The Wall Street Journal (WSJ) has attacked the Independent Television Commission (ITC), after the UK television regulator castigated its sister company, the pan-European financial TV channel CNBC Europe, for breaking European rules on programme sponsorship.
Last Friday, the WSJ described the ruling as “the British Government harassing private competitors of the publicly funded British Broadcasting Company” [sic], which “dominates Britain’s terrestrial TV channels” and uses its position to “aggressively” promote itself on other platforms, including digital and satellite.
The WSJ is owned by Dow Jones, which also co-owns CNBC Europe and NBC. The ITC reprimanded CNBC over the programme, The Wall Street Journal Editorial Board with Stuart Varney, because its code forbids commercial sponsorship of current affairs programmes.

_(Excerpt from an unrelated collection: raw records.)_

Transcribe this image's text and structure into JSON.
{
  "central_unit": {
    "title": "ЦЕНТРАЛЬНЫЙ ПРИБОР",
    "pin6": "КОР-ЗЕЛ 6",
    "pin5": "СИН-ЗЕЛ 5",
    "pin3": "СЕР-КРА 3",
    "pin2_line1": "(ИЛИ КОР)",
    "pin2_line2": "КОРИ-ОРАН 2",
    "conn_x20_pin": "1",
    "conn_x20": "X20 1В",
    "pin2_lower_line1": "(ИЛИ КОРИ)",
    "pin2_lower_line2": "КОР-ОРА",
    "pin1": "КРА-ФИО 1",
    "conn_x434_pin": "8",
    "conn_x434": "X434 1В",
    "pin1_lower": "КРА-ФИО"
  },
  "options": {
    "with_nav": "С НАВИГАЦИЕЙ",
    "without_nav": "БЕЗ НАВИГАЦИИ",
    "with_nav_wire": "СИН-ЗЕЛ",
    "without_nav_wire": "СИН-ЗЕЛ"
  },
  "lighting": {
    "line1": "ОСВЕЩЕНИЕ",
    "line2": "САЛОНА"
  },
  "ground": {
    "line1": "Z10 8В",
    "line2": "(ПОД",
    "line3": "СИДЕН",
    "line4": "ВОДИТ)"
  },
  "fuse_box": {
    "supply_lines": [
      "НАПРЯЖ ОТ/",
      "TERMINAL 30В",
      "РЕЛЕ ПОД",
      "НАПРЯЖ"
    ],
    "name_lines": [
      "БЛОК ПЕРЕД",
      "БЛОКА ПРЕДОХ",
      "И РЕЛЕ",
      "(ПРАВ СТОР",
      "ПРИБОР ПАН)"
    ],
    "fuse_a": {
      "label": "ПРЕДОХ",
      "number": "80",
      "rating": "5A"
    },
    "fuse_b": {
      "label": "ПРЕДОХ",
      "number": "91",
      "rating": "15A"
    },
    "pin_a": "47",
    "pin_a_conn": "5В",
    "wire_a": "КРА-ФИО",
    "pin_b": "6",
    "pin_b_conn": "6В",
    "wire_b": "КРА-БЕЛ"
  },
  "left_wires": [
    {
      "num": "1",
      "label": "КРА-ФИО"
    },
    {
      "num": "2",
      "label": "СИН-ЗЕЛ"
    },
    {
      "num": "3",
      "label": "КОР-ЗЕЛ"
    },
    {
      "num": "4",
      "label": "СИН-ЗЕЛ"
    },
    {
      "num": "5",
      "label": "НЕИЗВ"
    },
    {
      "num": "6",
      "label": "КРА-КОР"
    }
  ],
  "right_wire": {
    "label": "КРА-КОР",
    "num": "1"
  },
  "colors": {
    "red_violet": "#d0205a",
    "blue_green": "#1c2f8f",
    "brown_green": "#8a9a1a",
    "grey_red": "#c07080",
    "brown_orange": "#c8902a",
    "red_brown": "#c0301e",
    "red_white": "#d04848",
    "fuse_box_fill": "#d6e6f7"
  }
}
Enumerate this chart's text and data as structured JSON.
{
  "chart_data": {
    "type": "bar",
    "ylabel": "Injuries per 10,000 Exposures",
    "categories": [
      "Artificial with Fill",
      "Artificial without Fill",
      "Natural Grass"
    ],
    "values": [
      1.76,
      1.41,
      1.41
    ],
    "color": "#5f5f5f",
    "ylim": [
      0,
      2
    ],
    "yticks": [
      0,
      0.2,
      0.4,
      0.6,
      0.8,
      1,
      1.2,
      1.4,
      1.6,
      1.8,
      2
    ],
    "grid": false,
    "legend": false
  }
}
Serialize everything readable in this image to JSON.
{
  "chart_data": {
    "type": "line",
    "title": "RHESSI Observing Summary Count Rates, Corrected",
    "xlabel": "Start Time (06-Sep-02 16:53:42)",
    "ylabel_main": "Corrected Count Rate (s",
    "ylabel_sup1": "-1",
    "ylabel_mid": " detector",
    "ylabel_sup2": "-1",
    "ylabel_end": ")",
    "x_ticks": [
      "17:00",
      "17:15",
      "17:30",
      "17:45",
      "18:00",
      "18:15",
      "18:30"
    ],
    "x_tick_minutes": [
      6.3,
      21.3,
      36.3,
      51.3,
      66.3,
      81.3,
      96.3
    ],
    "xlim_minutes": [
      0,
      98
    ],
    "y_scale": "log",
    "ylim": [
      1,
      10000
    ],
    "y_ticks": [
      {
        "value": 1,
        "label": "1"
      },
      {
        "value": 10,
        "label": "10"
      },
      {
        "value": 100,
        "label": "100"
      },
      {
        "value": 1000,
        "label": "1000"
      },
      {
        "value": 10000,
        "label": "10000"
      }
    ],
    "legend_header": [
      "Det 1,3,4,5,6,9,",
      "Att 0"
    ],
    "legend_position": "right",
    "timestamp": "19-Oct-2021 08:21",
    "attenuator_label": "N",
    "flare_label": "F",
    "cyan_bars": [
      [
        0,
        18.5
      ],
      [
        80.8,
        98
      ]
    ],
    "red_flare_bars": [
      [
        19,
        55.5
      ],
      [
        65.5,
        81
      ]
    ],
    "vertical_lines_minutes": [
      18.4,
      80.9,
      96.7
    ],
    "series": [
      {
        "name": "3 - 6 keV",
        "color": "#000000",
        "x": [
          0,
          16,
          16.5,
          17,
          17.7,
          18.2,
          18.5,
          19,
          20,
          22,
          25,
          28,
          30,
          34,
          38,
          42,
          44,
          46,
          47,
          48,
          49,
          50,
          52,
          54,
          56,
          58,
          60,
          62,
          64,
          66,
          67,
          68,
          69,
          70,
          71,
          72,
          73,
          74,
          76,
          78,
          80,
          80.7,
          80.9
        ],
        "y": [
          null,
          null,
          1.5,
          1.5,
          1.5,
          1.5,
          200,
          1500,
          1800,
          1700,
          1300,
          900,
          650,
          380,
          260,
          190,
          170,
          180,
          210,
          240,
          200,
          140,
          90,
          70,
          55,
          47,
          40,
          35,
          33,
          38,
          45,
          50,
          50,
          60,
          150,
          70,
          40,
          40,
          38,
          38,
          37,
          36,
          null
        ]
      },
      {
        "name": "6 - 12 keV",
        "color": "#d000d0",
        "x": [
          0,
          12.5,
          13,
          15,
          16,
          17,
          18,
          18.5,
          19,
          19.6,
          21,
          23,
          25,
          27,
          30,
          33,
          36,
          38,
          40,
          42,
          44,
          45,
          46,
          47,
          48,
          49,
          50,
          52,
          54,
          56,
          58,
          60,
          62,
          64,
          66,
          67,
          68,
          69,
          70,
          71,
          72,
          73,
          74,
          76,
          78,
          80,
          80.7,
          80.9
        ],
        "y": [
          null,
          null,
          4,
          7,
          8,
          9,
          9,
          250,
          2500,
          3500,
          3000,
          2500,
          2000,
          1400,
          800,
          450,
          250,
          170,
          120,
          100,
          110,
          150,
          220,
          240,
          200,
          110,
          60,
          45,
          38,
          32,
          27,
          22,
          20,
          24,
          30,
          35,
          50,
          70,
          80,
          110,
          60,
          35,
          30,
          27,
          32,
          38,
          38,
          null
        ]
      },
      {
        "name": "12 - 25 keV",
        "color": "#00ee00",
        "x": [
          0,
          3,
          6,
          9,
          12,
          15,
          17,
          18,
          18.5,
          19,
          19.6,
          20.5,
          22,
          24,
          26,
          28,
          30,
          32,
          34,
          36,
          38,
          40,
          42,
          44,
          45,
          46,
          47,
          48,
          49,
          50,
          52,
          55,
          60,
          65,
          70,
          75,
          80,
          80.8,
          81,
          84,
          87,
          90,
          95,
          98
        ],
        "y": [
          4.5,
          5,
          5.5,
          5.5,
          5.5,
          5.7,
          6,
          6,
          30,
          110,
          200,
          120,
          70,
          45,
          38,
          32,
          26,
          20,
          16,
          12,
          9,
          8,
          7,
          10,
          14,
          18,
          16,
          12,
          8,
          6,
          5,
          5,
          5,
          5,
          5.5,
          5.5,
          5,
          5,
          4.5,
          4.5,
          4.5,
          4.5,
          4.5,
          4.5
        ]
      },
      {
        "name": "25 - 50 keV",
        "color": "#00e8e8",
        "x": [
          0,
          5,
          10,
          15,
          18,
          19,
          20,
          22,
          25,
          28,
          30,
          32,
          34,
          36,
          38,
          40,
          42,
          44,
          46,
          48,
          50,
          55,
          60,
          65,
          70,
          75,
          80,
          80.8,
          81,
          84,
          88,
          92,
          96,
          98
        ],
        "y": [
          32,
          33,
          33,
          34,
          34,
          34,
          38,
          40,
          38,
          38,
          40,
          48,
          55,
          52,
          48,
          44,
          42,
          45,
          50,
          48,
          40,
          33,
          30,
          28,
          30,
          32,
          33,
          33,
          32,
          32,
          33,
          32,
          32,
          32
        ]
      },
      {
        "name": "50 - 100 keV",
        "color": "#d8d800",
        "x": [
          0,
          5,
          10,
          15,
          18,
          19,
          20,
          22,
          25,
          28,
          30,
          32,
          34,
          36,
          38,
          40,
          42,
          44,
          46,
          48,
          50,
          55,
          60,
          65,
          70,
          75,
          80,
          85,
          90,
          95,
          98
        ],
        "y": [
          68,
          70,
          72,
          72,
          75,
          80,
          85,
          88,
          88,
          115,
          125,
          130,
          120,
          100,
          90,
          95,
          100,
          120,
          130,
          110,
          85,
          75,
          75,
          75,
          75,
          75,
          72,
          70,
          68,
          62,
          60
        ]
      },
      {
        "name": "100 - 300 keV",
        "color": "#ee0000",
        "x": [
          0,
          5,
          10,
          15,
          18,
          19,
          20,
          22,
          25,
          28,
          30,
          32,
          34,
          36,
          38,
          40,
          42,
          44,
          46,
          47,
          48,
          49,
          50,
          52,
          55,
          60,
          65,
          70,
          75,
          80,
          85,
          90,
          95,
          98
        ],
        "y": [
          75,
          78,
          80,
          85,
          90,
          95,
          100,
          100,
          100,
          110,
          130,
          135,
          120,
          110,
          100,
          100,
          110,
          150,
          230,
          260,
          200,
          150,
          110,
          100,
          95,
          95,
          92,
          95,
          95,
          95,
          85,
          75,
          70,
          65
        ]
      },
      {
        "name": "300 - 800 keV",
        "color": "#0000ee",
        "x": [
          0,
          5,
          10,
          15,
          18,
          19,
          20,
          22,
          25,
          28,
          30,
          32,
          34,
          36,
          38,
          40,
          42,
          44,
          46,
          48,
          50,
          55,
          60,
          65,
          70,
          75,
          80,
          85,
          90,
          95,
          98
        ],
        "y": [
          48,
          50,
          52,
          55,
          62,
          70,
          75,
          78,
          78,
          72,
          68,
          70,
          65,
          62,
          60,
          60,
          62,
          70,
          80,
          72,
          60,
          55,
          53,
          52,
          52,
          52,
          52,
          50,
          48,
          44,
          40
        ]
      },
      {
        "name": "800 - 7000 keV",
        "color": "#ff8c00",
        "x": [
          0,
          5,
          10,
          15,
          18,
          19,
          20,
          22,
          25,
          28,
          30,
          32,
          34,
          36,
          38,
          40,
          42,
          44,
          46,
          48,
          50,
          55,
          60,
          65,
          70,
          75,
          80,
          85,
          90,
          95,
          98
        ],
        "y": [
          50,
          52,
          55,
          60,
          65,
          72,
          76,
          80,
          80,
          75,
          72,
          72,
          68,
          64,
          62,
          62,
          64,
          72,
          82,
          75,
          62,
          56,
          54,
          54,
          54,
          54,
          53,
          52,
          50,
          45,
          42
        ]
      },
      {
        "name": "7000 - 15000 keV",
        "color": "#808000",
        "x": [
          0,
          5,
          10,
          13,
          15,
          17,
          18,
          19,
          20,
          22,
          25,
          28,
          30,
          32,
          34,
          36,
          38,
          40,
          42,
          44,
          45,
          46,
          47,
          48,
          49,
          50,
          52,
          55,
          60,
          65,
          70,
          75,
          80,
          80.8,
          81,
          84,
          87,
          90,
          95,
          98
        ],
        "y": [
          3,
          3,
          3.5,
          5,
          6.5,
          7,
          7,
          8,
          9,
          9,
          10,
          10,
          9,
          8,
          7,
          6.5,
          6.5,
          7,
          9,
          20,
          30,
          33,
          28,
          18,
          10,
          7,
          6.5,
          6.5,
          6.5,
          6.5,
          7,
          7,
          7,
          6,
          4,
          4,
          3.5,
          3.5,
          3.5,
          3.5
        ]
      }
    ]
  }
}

Meanwhile, in a row over a separate ruling, CNBC Europe has threatened to move its European base out of London. This threat follows a ruling by the ITC that a series aimed at explaining to consumers what the euro was – commissioned and funded by the European Union – broke the same code and therefore the EU’s own law.
CNBC Europe has written to culture secretary Tessa Jowell and trade and industry secretary Patricia Hewitt asking them to use this week’s Communications Bill to change the rules.
An ITC spokeswoman says both programmes broke the ITC Code, which is based on the UK Broadcasting Act 1990. The 1990 act is, in turn, based on the EU Broadcasting Directive of 1989. She adds: “For the rules to be changed, the directive would have to be changed.”